カツミの恋敵的存在だが、いい人を演じている。

□フィーア・ブルーム

カツミの同僚。ライバル的存在。

男性。十九歳。少尉。飛行隊。

さらりとしたクリーム色の髪。深く青い瞳。A級特殊能力者。

母親から虐待を受けて育つ。士官学校に入る前からアーロン(ジェイの弟)に見出され、支援を受ける。

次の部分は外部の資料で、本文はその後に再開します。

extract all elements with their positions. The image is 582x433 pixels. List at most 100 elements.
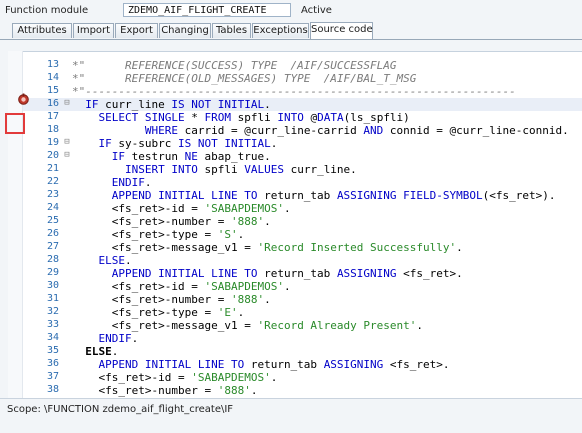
line-number: 14 xyxy=(46,72,59,83)
code-token: connid = @curr_line-connid. xyxy=(383,124,569,137)
code-line[interactable]: 16 ⊟ IF curr_line IS NOT INITIAL. xyxy=(8,98,582,111)
code-token: '888' xyxy=(230,215,265,228)
code-line[interactable]: 19 ⊟ IF sy-subrc IS NOT INITIAL. xyxy=(8,137,582,150)
source-code-editor[interactable]: 13 *" REFERENCE(SUCCESS) TYPE /AIF/SUCCES… xyxy=(8,51,582,399)
code-text: <fs_ret>-number = '888'. xyxy=(72,293,271,306)
code-token: . xyxy=(416,319,424,332)
code-token: . xyxy=(283,280,291,293)
code-line[interactable]: 15 *"------------------------------------… xyxy=(8,85,582,98)
code-line[interactable]: 24 <fs_ret>-id = 'SABAPDEMOS'. xyxy=(8,202,582,215)
code-text: <fs_ret>-number = '888'. xyxy=(72,384,258,397)
code-text: <fs_ret>-type = 'S'. xyxy=(72,228,244,241)
code-text: <fs_ret>-id = 'SABAPDEMOS'. xyxy=(72,202,291,215)
code-line[interactable]: 21 INSERT INTO spfli VALUES curr_line. xyxy=(8,163,582,176)
tab-attributes[interactable]: Attributes xyxy=(12,23,72,38)
code-token: @ xyxy=(303,111,318,124)
fold-gutter xyxy=(62,241,72,254)
code-token: 'SABAPDEMOS' xyxy=(204,280,284,293)
code-line[interactable]: 26 <fs_ret>-type = 'S'. xyxy=(8,228,582,241)
code-line[interactable]: 14 *" REFERENCE(OLD_MESSAGES) TYPE /AIF/B… xyxy=(8,72,582,85)
code-token: '888' xyxy=(230,293,265,306)
code-token: <fs_ret>-number = xyxy=(111,293,231,306)
fold-toggle-icon[interactable]: ⊟ xyxy=(62,150,72,163)
line-number: 18 xyxy=(46,124,59,135)
code-line[interactable]: 29 APPEND INITIAL LINE TO return_tab ASS… xyxy=(8,267,582,280)
code-token: *" REFERENCE(OLD_MESSAGES) TYPE /AIF/BAL… xyxy=(72,72,417,85)
code-token: IF xyxy=(98,137,112,150)
tab-source-code[interactable]: Source code xyxy=(310,22,373,39)
code-line[interactable]: 35 ELSE. xyxy=(8,345,582,358)
line-number: 16 xyxy=(46,98,59,109)
code-token: . xyxy=(283,202,291,215)
code-line[interactable]: 20 ⊟ IF testrun NE abap_true. xyxy=(8,150,582,163)
fold-toggle-icon[interactable]: ⊟ xyxy=(62,98,72,111)
code-line[interactable]: 17 SELECT SINGLE * FROM spfli INTO @DATA… xyxy=(8,111,582,124)
code-text: WHERE carrid = @curr_line-carrid AND con… xyxy=(72,124,569,137)
code-token: . xyxy=(270,137,278,150)
code-line[interactable]: 36 APPEND INITIAL LINE TO return_tab ASS… xyxy=(8,358,582,371)
code-line[interactable]: 13 *" REFERENCE(SUCCESS) TYPE /AIF/SUCCES… xyxy=(8,59,582,72)
code-line[interactable]: 27 <fs_ret>-message_v1 = 'Record Inserte… xyxy=(8,241,582,254)
code-line[interactable]: 38 <fs_ret>-number = '888'. xyxy=(8,384,582,397)
code-line[interactable]: 22 ENDIF. xyxy=(8,176,582,189)
code-line[interactable]: 32 <fs_ret>-type = 'E'. xyxy=(8,306,582,319)
code-line[interactable]: 31 <fs_ret>-number = '888'. xyxy=(8,293,582,306)
tab-import[interactable]: Import xyxy=(73,23,114,38)
code-token: INSERT INTO xyxy=(124,163,198,176)
line-number: 20 xyxy=(46,150,59,161)
code-line[interactable]: 25 <fs_ret>-number = '888'. xyxy=(8,215,582,228)
line-number: 29 xyxy=(46,267,59,278)
function-module-label: Function module xyxy=(5,5,89,16)
code-line[interactable]: 34 ENDIF. xyxy=(8,332,582,345)
fold-gutter xyxy=(62,319,72,332)
code-token: IS NOT INITIAL xyxy=(171,98,265,111)
fold-toggle-icon[interactable]: ⊟ xyxy=(62,137,72,150)
breakpoint-icon[interactable] xyxy=(17,93,30,106)
code-token: APPEND INITIAL LINE TO xyxy=(111,267,258,280)
code-line[interactable]: 30 <fs_ret>-id = 'SABAPDEMOS'. xyxy=(8,280,582,293)
code-line[interactable]: 18 WHERE carrid = @curr_line-carrid AND … xyxy=(8,124,582,137)
code-token: 'Record Inserted Successfully' xyxy=(257,241,457,254)
code-text: APPEND INITIAL LINE TO return_tab ASSIGN… xyxy=(72,358,450,371)
line-number: 21 xyxy=(46,163,59,174)
code-token: (ls_spfli) xyxy=(343,111,410,124)
code-text: APPEND INITIAL LINE TO return_tab ASSIGN… xyxy=(72,189,556,202)
code-text: ENDIF. xyxy=(72,176,152,189)
code-token: spfli xyxy=(197,163,245,176)
code-token: . xyxy=(264,215,271,228)
code-text: *"--------------------------------------… xyxy=(72,85,516,98)
code-token: WHERE xyxy=(144,124,178,137)
tab-tables[interactable]: Tables xyxy=(212,23,251,38)
tab-exceptions[interactable]: Exceptions xyxy=(252,23,309,38)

温厚で控え目な性格を演じているが、他人に本音で接することを恐れている。

□セアラ・ラディアン

カツミの姉的存在。関係は一度だけあるが実質片思い。

女性。十九歳。少尉。管制塔任務。

さらりとした長い黒髪。栗色の瞳。美少女。

天真爛漫。反面、思慮深く母性が強い。

大きな瞳をくるりと上に向けて微笑む癖がある。

□ユーリー・ファント

カツミの同僚。上官。

男性。二十五歳。少佐。飛行隊。

実家は貿易商。サラの幼馴染み。自称情報通。A級特殊能力者。

社会背景や軍の在り方に強い疑問を持っている。

困った時に頭を掻く癖がある。

□ロイ・フィード・シーバル

カツミの父。特区の最高責任者。

男性。四十七歳。中将。

クリーム色の短髪。トパーズ色の瞳。長身。

実力主義の冷酷な人物。カツミのことは所有物と思っている。

A級特殊能力者。

□ルシファー・セルディス

カツミの同僚。後輩。

男性。十八歳。少尉~大尉。飛行隊。カツミのフライトオフィサ。

実家は百貨店経営や貿易を営む名家。兄と姉がおり、末っ子。

さらりとした黒髪。深い緑色の瞳。身長180センチ。長身。

A級特殊能力者。特に『聞く者』の能力に長けている。

他人の心の裏側が聞けることで、子供の頃は人間不信で攻撃的だった。

聞けることが当然で育っているので、シールドが高く聞けないカツミに振り回される。同時に唯一の分からない相手であるカツミに惹かれる。

口が達者だが奥手。頭脳先行型。俯瞰から物事を見るのは得意だが、他人の気持ちは察するよりも読んできたので、思い図ることが苦手。観察者側に自分を置く。

読書が趣味。常に分厚い本を読み漁っている。愛読書は『廃船の記録』。